Zukunft der Kommunikationstechnik

Als ein Mega-Trend der industriellen Datenübertragung kann SPE aber nicht unabhängig von anderen Standardisierungsbemühungen gesehen werden. Das Grundgerüst für die Zukunft der industriellen Kommunikationstechnik entsteht parallel in unterschiedlichen Gremien und Projekten. Neue Kommunikationsstandards wie die Open Platform Communications Unified Architecture (OPC UA), Time-Sensitive Networking (TSN) oder 5G sind die Basis für die durchgängige Vernetzung vom Sensor über die Maschine und übergeordnete Systeme in die Cloud.
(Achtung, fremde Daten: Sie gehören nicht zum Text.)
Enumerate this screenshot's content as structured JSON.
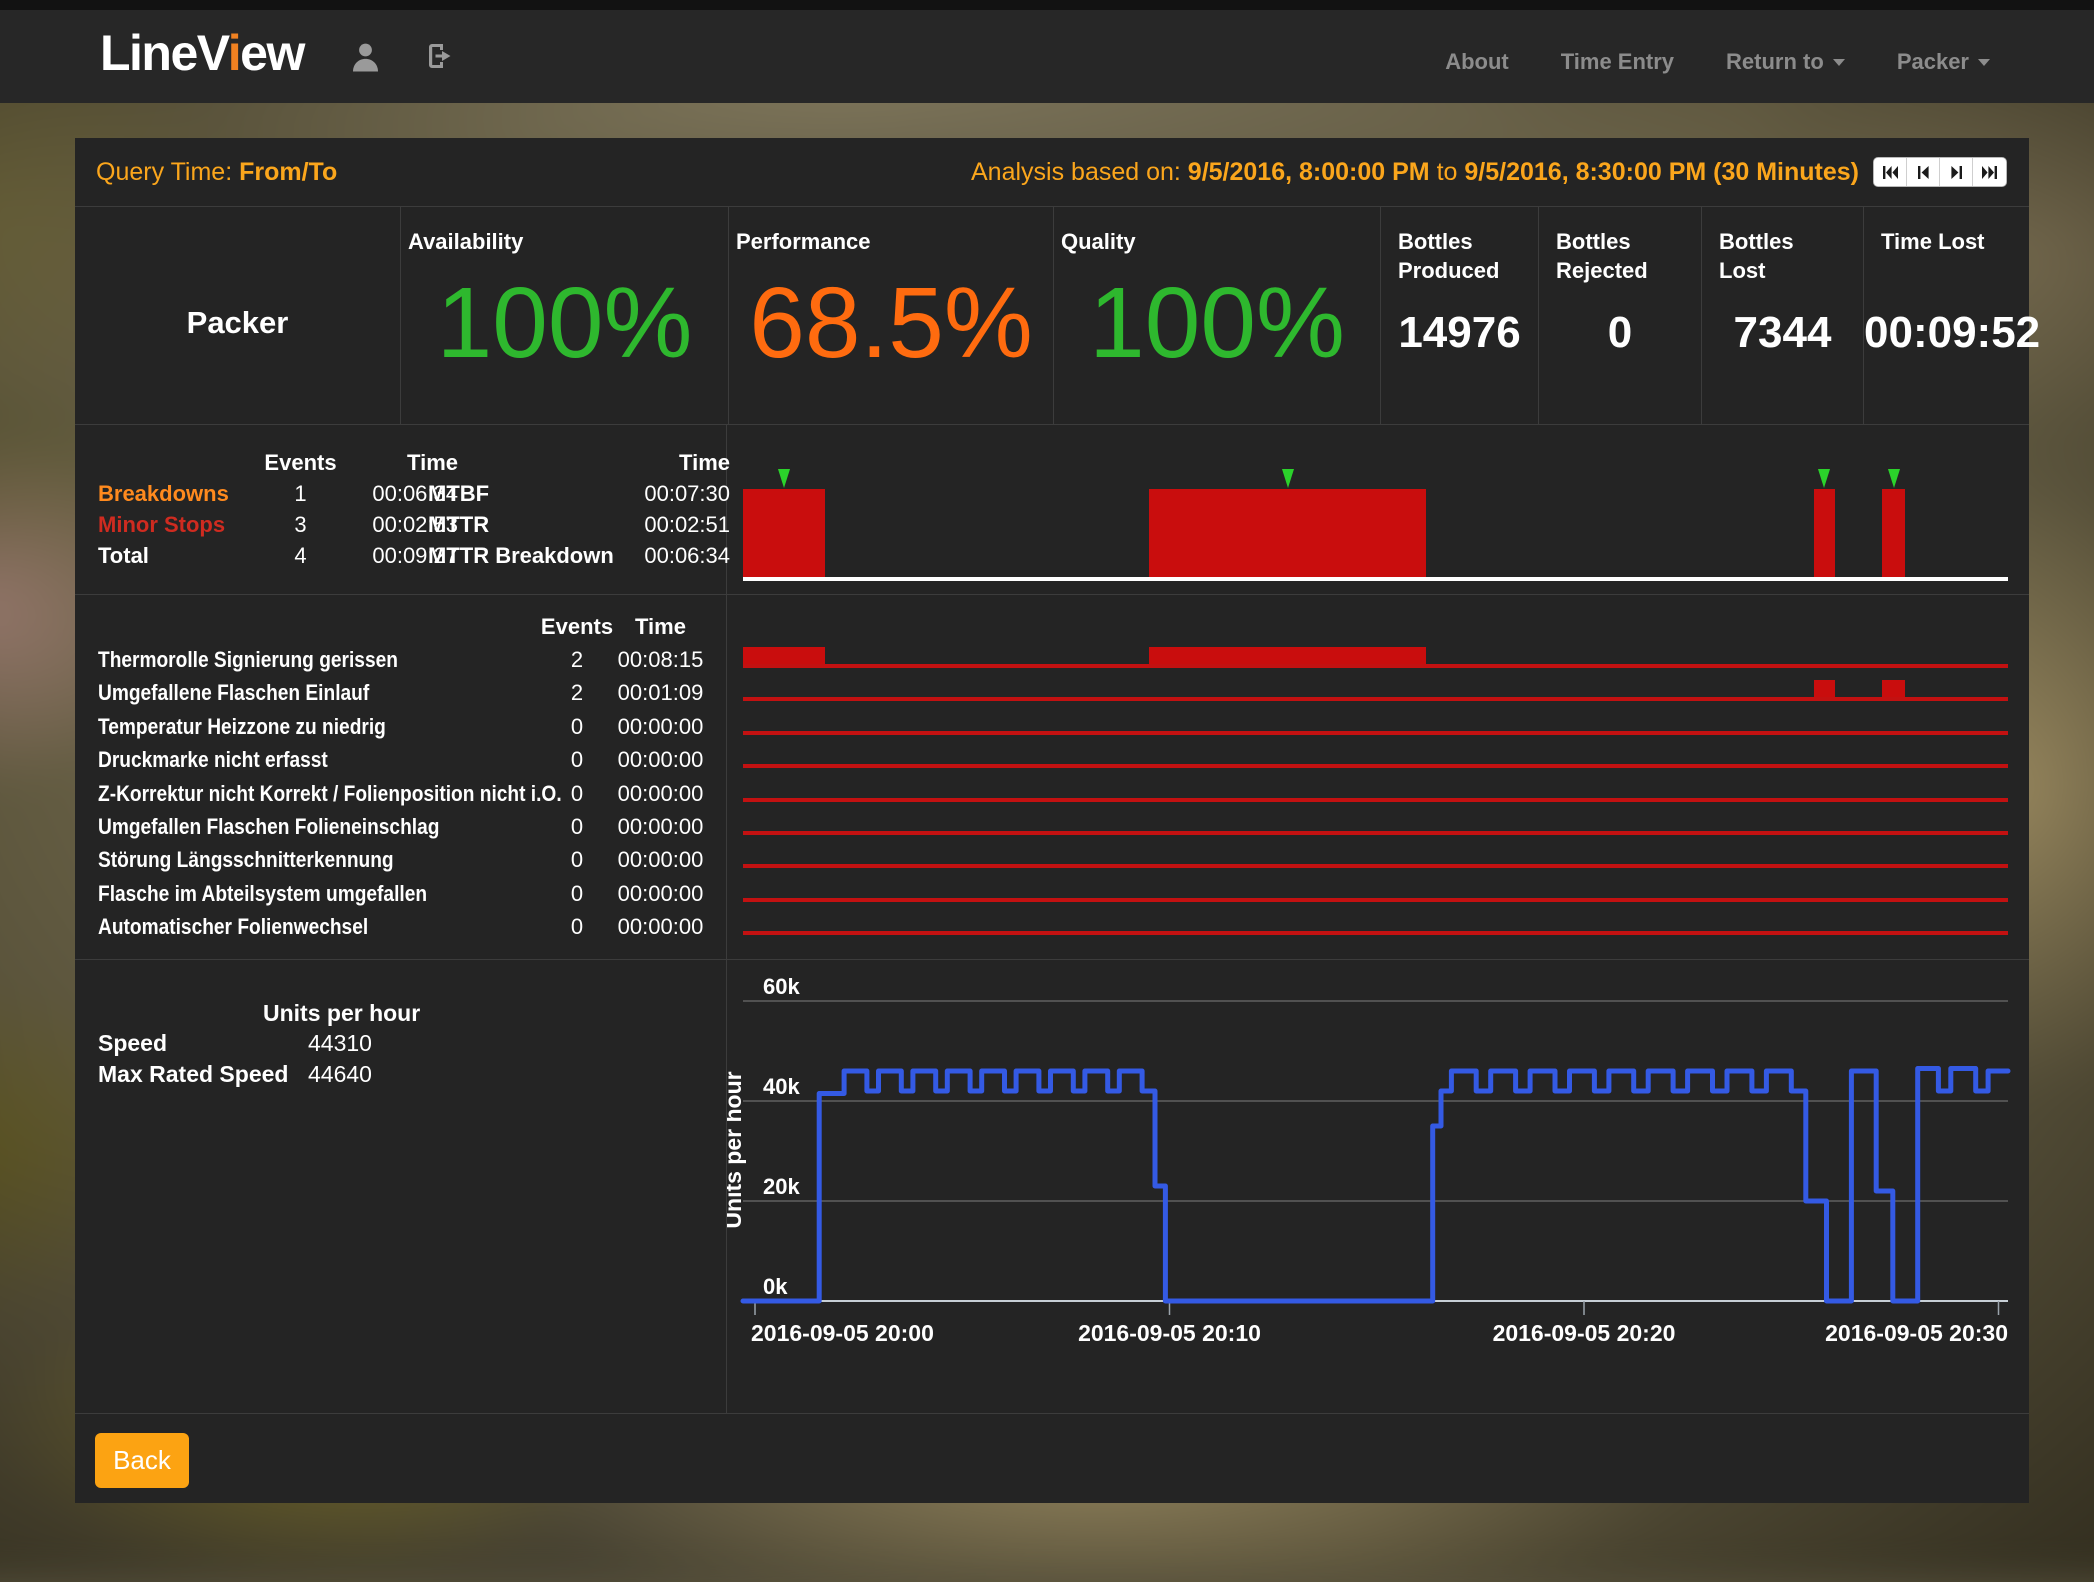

Die neuen Standards werden bisherigen Protokollen und Schnittstellen in Bezug auf Kosten, Datendurchsatz, Latenz und Deterministik überlegen sein. Als Technologieführer mit mehr als 30 Jahren Erfahrung in der industriellen Kommunikation engagiert sich Phoenix Contact daher in allen relevanten Standardisierungsgremien. Das Ziel: nicht weniger als ein neuer, herstellerübergreifender Kommunikationsstandard für die Automatisierung.

OPC UA dient heute bereits als überlagerter Kommunikationsstandard in Anlagen. Nun wird OPC UA um standardisierte Anwendungsprofile im Feld erweitert – beispielweise für I/O-, Sicherheits- oder Antriebs-Anwendungen. Darüber hinaus werden standardisierte Gerätemodelle für eine einheitliche Konfiguration und eine einheitliche Diagnose der Geräte im Netzwerk definiert.